Shannon Schmidt is Operations and Horticulture Services Manager at Dart’s Arboretum Services Ltd. in the Cayman Islands. She holds a BS in Recreation, Park and Tourism Management from Pennsylvania State University and is a 2010 graduate of the Professional Gardener Program at Longwood Gardens. She recently published a limited-edition book titled Focus on Flora—Botanical Favourites of the Cayman Islands, which is a collection of her monthly articles from the Camana Bay Times.

Brittany Carson

Carson is the Horticulturist Coordinator at Atlanta Botanical Garden’s Conservation Safeguarding Nursery in Gainesville, Georgia.
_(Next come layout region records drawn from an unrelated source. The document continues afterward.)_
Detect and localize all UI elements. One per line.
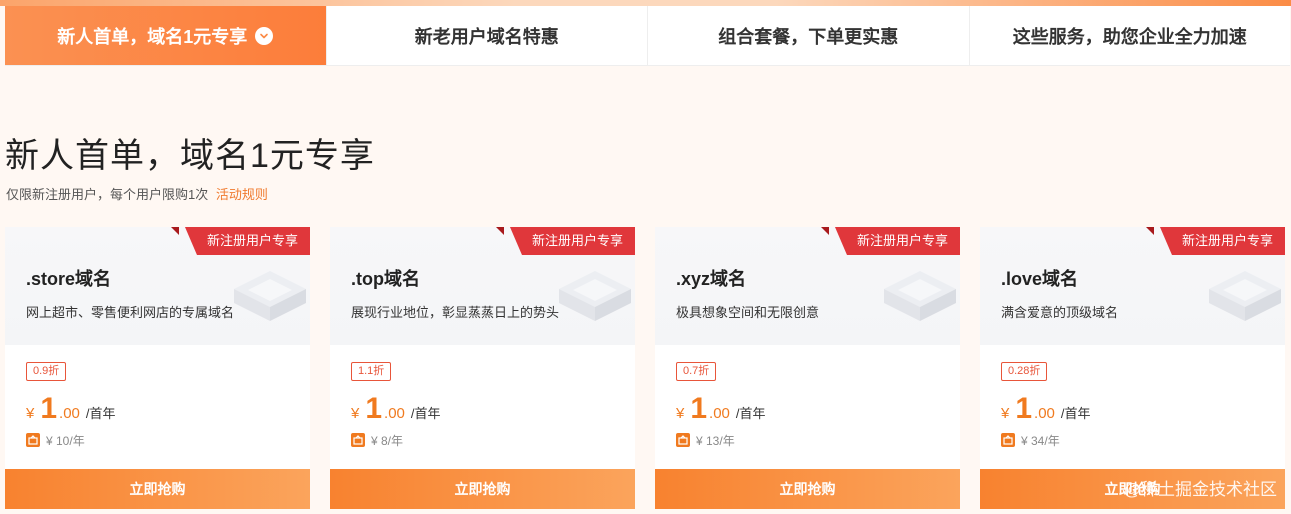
exclusive-ribbon: 新注册用户专享	[834, 227, 960, 255]
price-unit: /首年	[735, 406, 766, 421]
price: ¥1.00/首年	[26, 392, 116, 425]
exclusive-ribbon: 新注册用户专享	[509, 227, 635, 255]
domain-card: 新注册用户专享 .xyz域名 极具想象空间和无限创意 0.7折 ¥1.00/首年…	[655, 227, 960, 509]
original-price: ¥ 34/年	[1001, 432, 1060, 448]
domain-description: 满含爱意的顶级域名	[1001, 305, 1119, 320]
currency-symbol: ¥	[26, 405, 35, 422]
tab-bundles[interactable]: 组合套餐，下单更实惠	[648, 6, 970, 65]
buy-now-button[interactable]: 立即抢购	[655, 469, 960, 509]
cube-illustration-icon	[234, 271, 306, 321]
domain-description: 展现行业地位，彰显蒸蒸日上的势头	[351, 305, 560, 320]
domain-description: 网上超市、零售便利网店的专属域名	[26, 305, 235, 320]
price: ¥1.00/首年	[351, 392, 441, 425]
renewal-tag-icon	[676, 433, 690, 447]
section-title: 新人首单，域名1元专享	[5, 137, 375, 175]
price-integer: 1	[690, 392, 708, 425]
price-decimal: .00	[59, 405, 80, 422]
ribbon-fold	[1146, 227, 1154, 235]
ribbon-fold	[496, 227, 504, 235]
price: ¥1.00/首年	[676, 392, 766, 425]
original-price: ¥ 13/年	[676, 432, 735, 448]
exclusive-ribbon: 新注册用户专享	[184, 227, 310, 255]
price-unit: /首年	[410, 406, 441, 421]
tab-label: 新老用户域名特惠	[414, 26, 559, 47]
domain-description: 极具想象空间和无限创意	[676, 305, 820, 320]
discount-badge: 0.28折	[1001, 362, 1048, 381]
currency-symbol: ¥	[1001, 405, 1010, 422]
tab-services[interactable]: 这些服务，助您企业全力加速	[970, 6, 1291, 65]
original-price-text: ¥ 34/年	[1021, 433, 1060, 448]
original-price: ¥ 8/年	[351, 432, 403, 448]
renewal-tag-icon	[1001, 433, 1015, 447]
currency-symbol: ¥	[676, 405, 685, 422]
tab-label: 新人首单，域名1元专享	[57, 26, 248, 47]
chevron-down-icon	[255, 26, 274, 45]
original-price: ¥ 10/年	[26, 432, 85, 448]
domain-card: 新注册用户专享 .store域名 网上超市、零售便利网店的专属域名 0.9折 ¥…	[5, 227, 310, 509]
domain-card-list: 新注册用户专享 .store域名 网上超市、零售便利网店的专属域名 0.9折 ¥…	[5, 227, 1290, 509]
tab-newcomer[interactable]: 新人首单，域名1元专享	[5, 6, 327, 65]
price-integer: 1	[365, 392, 383, 425]
domain-name: .love域名	[1001, 269, 1079, 289]
discount-badge: 0.7折	[676, 362, 717, 381]
renewal-tag-icon	[26, 433, 40, 447]
buy-now-button[interactable]: 立即抢购	[5, 469, 310, 509]
cube-illustration-icon	[884, 271, 956, 321]
tab-domain-deals[interactable]: 新老用户域名特惠	[327, 6, 648, 65]
original-price-text: ¥ 8/年	[371, 433, 404, 448]
price-decimal: .00	[709, 405, 730, 422]
rules-link[interactable]: 活动规则	[216, 187, 268, 202]
price-integer: 1	[40, 392, 58, 425]
watermark: @稀土掘金技术社区	[1123, 480, 1277, 499]
discount-badge: 1.1折	[351, 362, 392, 381]
price-decimal: .00	[1034, 405, 1055, 422]
domain-card: 新注册用户专享 .love域名 满含爱意的顶级域名 0.28折 ¥1.00/首年…	[980, 227, 1285, 509]
domain-card: 新注册用户专享 .top域名 展现行业地位，彰显蒸蒸日上的势头 1.1折 ¥1.…	[330, 227, 635, 509]
ribbon-fold	[171, 227, 179, 235]
original-price-text: ¥ 13/年	[696, 433, 735, 448]
renewal-tag-icon	[351, 433, 365, 447]
domain-name: .xyz域名	[676, 269, 747, 289]
section-subtitle: 仅限新注册用户，每个用户限购1次 活动规则	[6, 184, 268, 203]
original-price-text: ¥ 10/年	[46, 433, 85, 448]
domain-name: .store域名	[26, 269, 112, 289]
price-decimal: .00	[384, 405, 405, 422]
subtitle-text: 仅限新注册用户，每个用户限购1次	[6, 187, 209, 202]
cube-illustration-icon	[559, 271, 631, 321]
tab-label: 这些服务，助您企业全力加速	[1012, 26, 1247, 47]
exclusive-ribbon: 新注册用户专享	[1159, 227, 1285, 255]
currency-symbol: ¥	[351, 405, 360, 422]
ribbon-fold	[821, 227, 829, 235]
domain-name: .top域名	[351, 269, 420, 289]
promo-tabs: 新人首单，域名1元专享 新老用户域名特惠 组合套餐，下单更实惠 这些服务，助您企…	[5, 6, 1290, 66]
price: ¥1.00/首年	[1001, 392, 1091, 425]
price-integer: 1	[1015, 392, 1033, 425]
buy-now-button[interactable]: 立即抢购	[330, 469, 635, 509]
tab-label: 组合套餐，下单更实惠	[718, 26, 899, 47]
discount-badge: 0.9折	[26, 362, 67, 381]
price-unit: /首年	[85, 406, 116, 421]
cube-illustration-icon	[1209, 271, 1281, 321]
price-unit: /首年	[1060, 406, 1091, 421]
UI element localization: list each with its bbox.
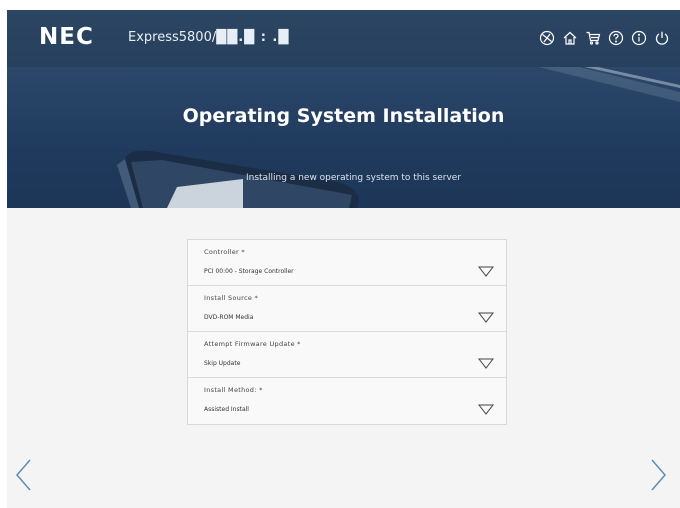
help-icon[interactable] [607, 29, 624, 46]
chevron-down-icon[interactable] [478, 404, 494, 415]
field-value: Skip Update [204, 360, 241, 367]
product-prefix: Express5800/ [128, 30, 217, 45]
previous-arrow-icon[interactable] [14, 458, 32, 492]
page-title: Operating System Installation [182, 105, 505, 127]
product-name: Express5800/██.█ : .█ [128, 30, 289, 45]
chevron-down-icon[interactable] [478, 266, 494, 277]
product-model: ██.█ : .█ [216, 30, 290, 45]
install-method-select[interactable]: Install Method: * Assisted Install [188, 378, 506, 424]
install-source-select[interactable]: Install Source * DVD-ROM Media [188, 286, 506, 332]
controller-select[interactable]: Controller * PCI 00:00 - Storage Control… [188, 240, 506, 286]
power-icon[interactable] [653, 29, 670, 46]
chevron-down-icon[interactable] [478, 312, 494, 323]
next-arrow-icon[interactable] [650, 458, 668, 492]
cart-icon[interactable] [584, 29, 601, 46]
chevron-down-icon[interactable] [478, 358, 494, 369]
brand-logo: NEC [39, 24, 94, 50]
field-value: Assisted Install [204, 406, 249, 413]
hero-banner: Operating System Installation Installing… [7, 67, 680, 208]
firmware-update-select[interactable]: Attempt Firmware Update * Skip Update [188, 332, 506, 378]
top-bar: NEC Express5800/██.█ : .█ [7, 10, 680, 67]
field-label: Attempt Firmware Update * [204, 340, 301, 348]
field-value: DVD-ROM Media [204, 314, 254, 321]
info-icon[interactable] [630, 29, 647, 46]
globe-icon[interactable] [538, 29, 555, 46]
field-label: Install Method: * [204, 386, 263, 394]
header-icon-bar [538, 29, 670, 46]
hero-decoration [117, 67, 680, 208]
install-form: Controller * PCI 00:00 - Storage Control… [187, 239, 507, 425]
app-frame: NEC Express5800/██.█ : .█ Operating Syst… [7, 10, 680, 508]
field-value: PCI 00:00 - Storage Controller [204, 268, 294, 275]
field-label: Install Source * [204, 294, 259, 302]
field-label: Controller * [204, 248, 245, 256]
page-subtitle: Installing a new operating system to thi… [245, 173, 462, 183]
home-icon[interactable] [561, 29, 578, 46]
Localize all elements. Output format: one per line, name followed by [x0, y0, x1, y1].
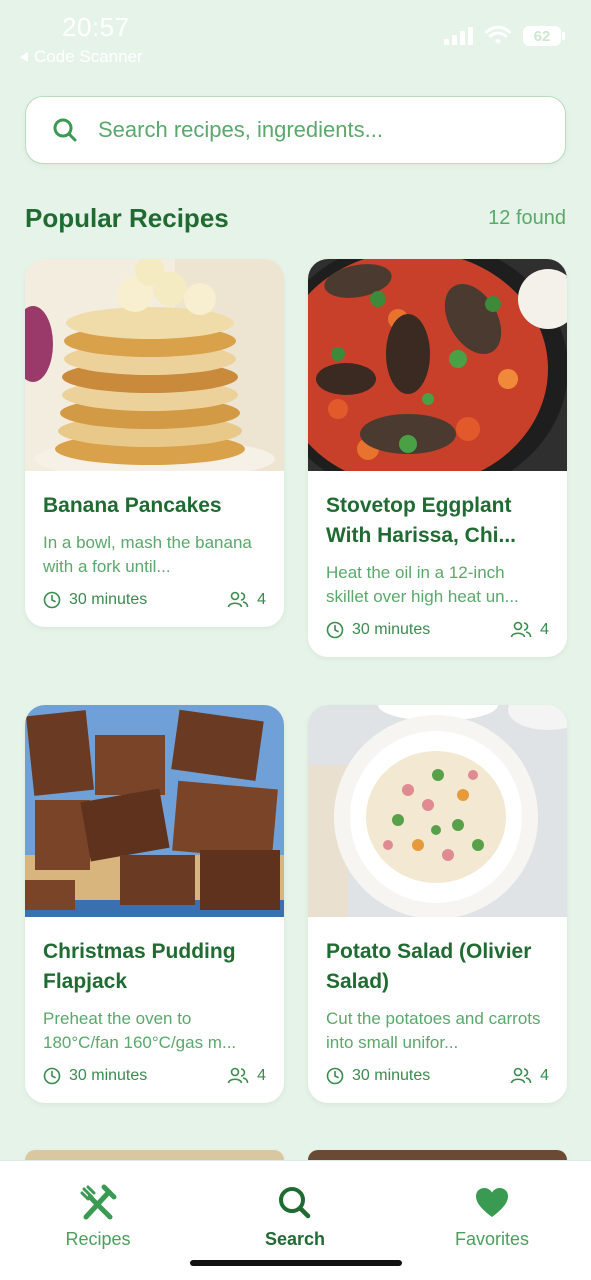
search-input[interactable] [98, 117, 518, 143]
section-title: Popular Recipes [25, 203, 229, 233]
cellular-signal-icon [444, 27, 473, 45]
people-icon [227, 591, 249, 608]
recipe-description: In a bowl, mash the banana with a fork u… [43, 533, 252, 576]
tab-label: Favorites [454, 1229, 530, 1249]
recipe-description: Preheat the oven to 180°C/fan 160°C/gas … [43, 1009, 237, 1052]
wifi-icon [485, 26, 511, 44]
people-icon [227, 1067, 249, 1084]
status-time: 20:57 [62, 12, 130, 42]
recipe-title: Christmas Pudding Flapjack [43, 940, 236, 993]
recipe-time: 30 minutes [352, 1067, 431, 1084]
tab-recipes[interactable]: Recipes [28, 1183, 168, 1250]
tab-label: Recipes [65, 1229, 131, 1249]
search-icon [53, 118, 77, 142]
back-to-app-link[interactable]: Code Scanner [20, 47, 143, 67]
results-count: 12 found [488, 207, 566, 229]
tab-label: Search [264, 1229, 326, 1249]
status-icons: 62 [444, 26, 565, 46]
recipe-servings: 4 [540, 1067, 549, 1084]
battery-icon: 62 [523, 26, 565, 46]
status-bar: 20:57 Code Scanner 62 [0, 0, 591, 80]
recipe-title: Stovetop Eggplant With Harissa, Chi... [326, 494, 517, 547]
people-icon [510, 621, 532, 638]
recipe-card[interactable]: Christmas Pudding Flapjack Preheat the o… [25, 705, 284, 1103]
recipe-card[interactable]: Banana Pancakes In a bowl, mash the bana… [25, 259, 284, 627]
clock-icon [326, 621, 344, 639]
recipe-image [308, 705, 567, 917]
recipe-card[interactable]: Stovetop Eggplant With Harissa, Chi... H… [308, 259, 567, 657]
recipe-servings: 4 [540, 621, 549, 638]
tab-search[interactable]: Search [225, 1183, 365, 1250]
recipe-image [308, 259, 567, 471]
search-bar[interactable] [25, 96, 566, 164]
recipe-time: 30 minutes [69, 1067, 148, 1084]
recipe-description: Heat the oil in a 12-inch skillet over h… [326, 563, 519, 606]
back-app-label: Code Scanner [34, 47, 143, 66]
recipe-servings: 4 [257, 1067, 266, 1084]
heart-icon [476, 1188, 508, 1217]
recipe-time: 30 minutes [352, 621, 431, 638]
tab-favorites[interactable]: Favorites [422, 1183, 562, 1250]
search-icon [279, 1187, 311, 1219]
recipe-meta: 30 minutes 4 [43, 591, 266, 609]
fork-knife-icon [80, 1184, 117, 1220]
recipe-description: Cut the potatoes and carrots into small … [326, 1009, 541, 1052]
clock-icon [326, 1067, 344, 1085]
clock-icon [43, 1067, 61, 1085]
clock-icon [43, 591, 61, 609]
recipe-meta: 30 minutes 4 [326, 621, 549, 639]
recipe-meta: 30 minutes 4 [43, 1067, 266, 1085]
recipe-image [25, 259, 284, 471]
recipe-time: 30 minutes [69, 591, 148, 608]
back-arrow-icon [20, 52, 28, 62]
recipe-card[interactable]: Potato Salad (Olivier Salad) Cut the pot… [308, 705, 567, 1103]
recipe-meta: 30 minutes 4 [326, 1067, 549, 1085]
recipe-title: Banana Pancakes [43, 494, 222, 517]
people-icon [510, 1067, 532, 1084]
recipe-image [25, 705, 284, 917]
recipe-servings: 4 [257, 591, 266, 608]
home-indicator [190, 1260, 402, 1266]
recipe-title: Potato Salad (Olivier Salad) [326, 940, 532, 993]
Carson is currently working to expand the nursery with projects focused on refreshing the living collections by improving maternal line tracking and incorporating the conservation values developed by the Southeastern Center for Conservation. Carson earned a Masters in Fisheries, Wildlife, and Conservation Biology at North Carolina State University.

David Bengston, PhD

David Bengston, PhD is an Environmental Futurist with the Strategic Foresight Group of the US Forest Service, and adjunct professor at the University of Minnesota where he teaches environmental futures. Dr. Bengston has published 170 research publications, including papers in The Futurist, World Futures Review, Journal of Futures Research, and Futures. He is a member of the Association of Professional Futurists.